1) callus formed by young branches: sterilizing wild hemp bamboo leaves, cutting into small pieces of about 4mm × 4mm, inoculating to callus induction culture medium, and conventionally culturing to form callus; the callus forming time of the young branches is 10 days; the induction culture medium of the dendrocalamus latiflorus callus is an MS solid culture medium containing indolebutyric acid with the mass concentration of 0.48-0.52 mg/L and 2, 4-dichlorophenoxyacetic acid with the mass concentration of 8 mg/L; the concentration of sucrose in the MS culture medium is 31g/L, and the concentration of plant gel is 4.1 g/L; the culture environment is an independent sterile environment, the pH value is 6.1, the culture temperature is 23 +/-2 ℃, the illumination intensity is 1800-2100 Lx, and the illumination is 16h/d every day.

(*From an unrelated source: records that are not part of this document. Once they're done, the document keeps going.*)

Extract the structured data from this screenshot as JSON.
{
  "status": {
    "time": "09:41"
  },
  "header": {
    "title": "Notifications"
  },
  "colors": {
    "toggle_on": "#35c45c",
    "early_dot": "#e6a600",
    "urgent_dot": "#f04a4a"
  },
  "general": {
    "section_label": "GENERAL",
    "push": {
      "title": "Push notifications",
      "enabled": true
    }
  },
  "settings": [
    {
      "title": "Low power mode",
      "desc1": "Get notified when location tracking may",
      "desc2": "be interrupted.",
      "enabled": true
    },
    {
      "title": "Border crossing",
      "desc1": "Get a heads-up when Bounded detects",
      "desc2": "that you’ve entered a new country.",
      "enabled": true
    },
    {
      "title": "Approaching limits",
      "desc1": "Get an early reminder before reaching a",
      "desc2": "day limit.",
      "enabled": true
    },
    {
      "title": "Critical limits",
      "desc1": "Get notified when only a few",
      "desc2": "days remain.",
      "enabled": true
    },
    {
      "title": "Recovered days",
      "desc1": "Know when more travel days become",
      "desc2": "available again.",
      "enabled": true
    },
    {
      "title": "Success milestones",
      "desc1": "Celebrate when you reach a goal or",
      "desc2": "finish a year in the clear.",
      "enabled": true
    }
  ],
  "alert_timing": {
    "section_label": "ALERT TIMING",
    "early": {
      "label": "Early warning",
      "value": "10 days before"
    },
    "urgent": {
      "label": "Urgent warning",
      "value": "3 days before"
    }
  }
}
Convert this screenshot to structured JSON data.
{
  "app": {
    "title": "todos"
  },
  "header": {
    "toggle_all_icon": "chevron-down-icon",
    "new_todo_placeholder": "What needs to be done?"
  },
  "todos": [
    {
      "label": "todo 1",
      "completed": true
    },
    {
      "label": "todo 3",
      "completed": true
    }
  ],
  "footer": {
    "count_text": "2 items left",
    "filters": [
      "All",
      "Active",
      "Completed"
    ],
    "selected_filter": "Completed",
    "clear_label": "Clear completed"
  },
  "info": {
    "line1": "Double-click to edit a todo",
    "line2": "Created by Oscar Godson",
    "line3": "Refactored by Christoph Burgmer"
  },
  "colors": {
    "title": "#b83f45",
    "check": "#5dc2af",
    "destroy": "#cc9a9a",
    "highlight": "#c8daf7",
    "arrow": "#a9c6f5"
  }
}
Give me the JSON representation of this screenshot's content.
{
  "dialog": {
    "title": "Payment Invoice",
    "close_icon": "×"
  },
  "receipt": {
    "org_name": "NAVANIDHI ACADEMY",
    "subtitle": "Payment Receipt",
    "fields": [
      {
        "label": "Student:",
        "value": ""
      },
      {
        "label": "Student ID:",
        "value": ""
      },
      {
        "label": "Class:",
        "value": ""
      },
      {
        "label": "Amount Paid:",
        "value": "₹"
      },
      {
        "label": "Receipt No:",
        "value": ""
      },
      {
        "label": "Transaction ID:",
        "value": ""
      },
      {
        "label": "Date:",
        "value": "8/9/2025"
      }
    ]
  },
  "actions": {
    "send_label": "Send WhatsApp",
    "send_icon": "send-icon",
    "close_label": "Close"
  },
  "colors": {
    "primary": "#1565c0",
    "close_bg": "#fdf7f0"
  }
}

2) Callus differentiation adventitious bud: cutting the callus obtained in the step 1) into small blocks with the size of 4mm multiplied by 4mm, inoculating the small blocks to an induction culture medium of differentiated adventitious buds, and conventionally culturing the small blocks until the callus forms adventitious buds; the adventitious bud differentiation of the callus is 14 d; the differentiation induction adventitious bud culture medium is 3/4MS solid culture medium containing 2.8-3.1 g/L sorbitol, 250 mg/L polyvinylpyrrolidone and 2 mg/L2, 4-dichlorophenoxyacetic acid; the concentration of sucrose in the 3/4MS culture medium is 31g/L, and the concentration of plant gel is 4.1 g/L; the culture conditions of the conventional culture are the same as those of the step 1).

3) Adventitious bud rooting culture: transferring the adventitious bud callus growing to 2-4 cm obtained in the step 2) to a rooting induction culture medium, and conventionally culturing until root hairs are primarily formed to obtain rooting dendrocalamus latiflorus seedlings; the rooting induction culture medium is 1/2MS culture medium containing 1mg/L indole-3-acetic acid; the adventitious bud rooting culture is 6 d; the concentration of sucrose in the 1/2MS culture medium is 31g/L, and the concentration of plant gel is 4.1 g/L; the culture conditions of the conventional culture are the same as those of the step 1).

4) Rooting culture: transplanting the rooting dendrocalamus latiflorus seedlings with 1-3 cm of root hairs obtained in the step 3) to a rooting culture medium, and conventionally culturing until the root hairs are formed to obtain dendrocalamus latiflorus tissue culture seedlings; the dendrocalamus latiflorus rooting culture medium is an MS culture medium containing 0.1mg/L of TDZ, or an MS culture medium containing 0.1mg/L of TDZ and 0.48-0.51 mg/L of naphthylacetic acid; the MS medium and the conventional culture conditions are the same as those in step 1)

The result shows that the method can obtain a large amount of excellent dendrocalamus latiflorus tissue culture seedlings within 30 days, provide a large amount of excellent raw materials for application of dendrocalamus latiflorus, lay a technical foundation for realizing the protection of natural resource of dendrocalamus latiflorus, the demand of cultivation on seedlings and the establishment of a gene bank, and have wide market application prospect.

Although the invention has been described in detail above with reference to specific embodiments and illustrative embodiments, it is apparent that modifications and improvements can be made based on the invention. Accordingly, such modifications and improvements are intended to be within the scope of the invention as claimed.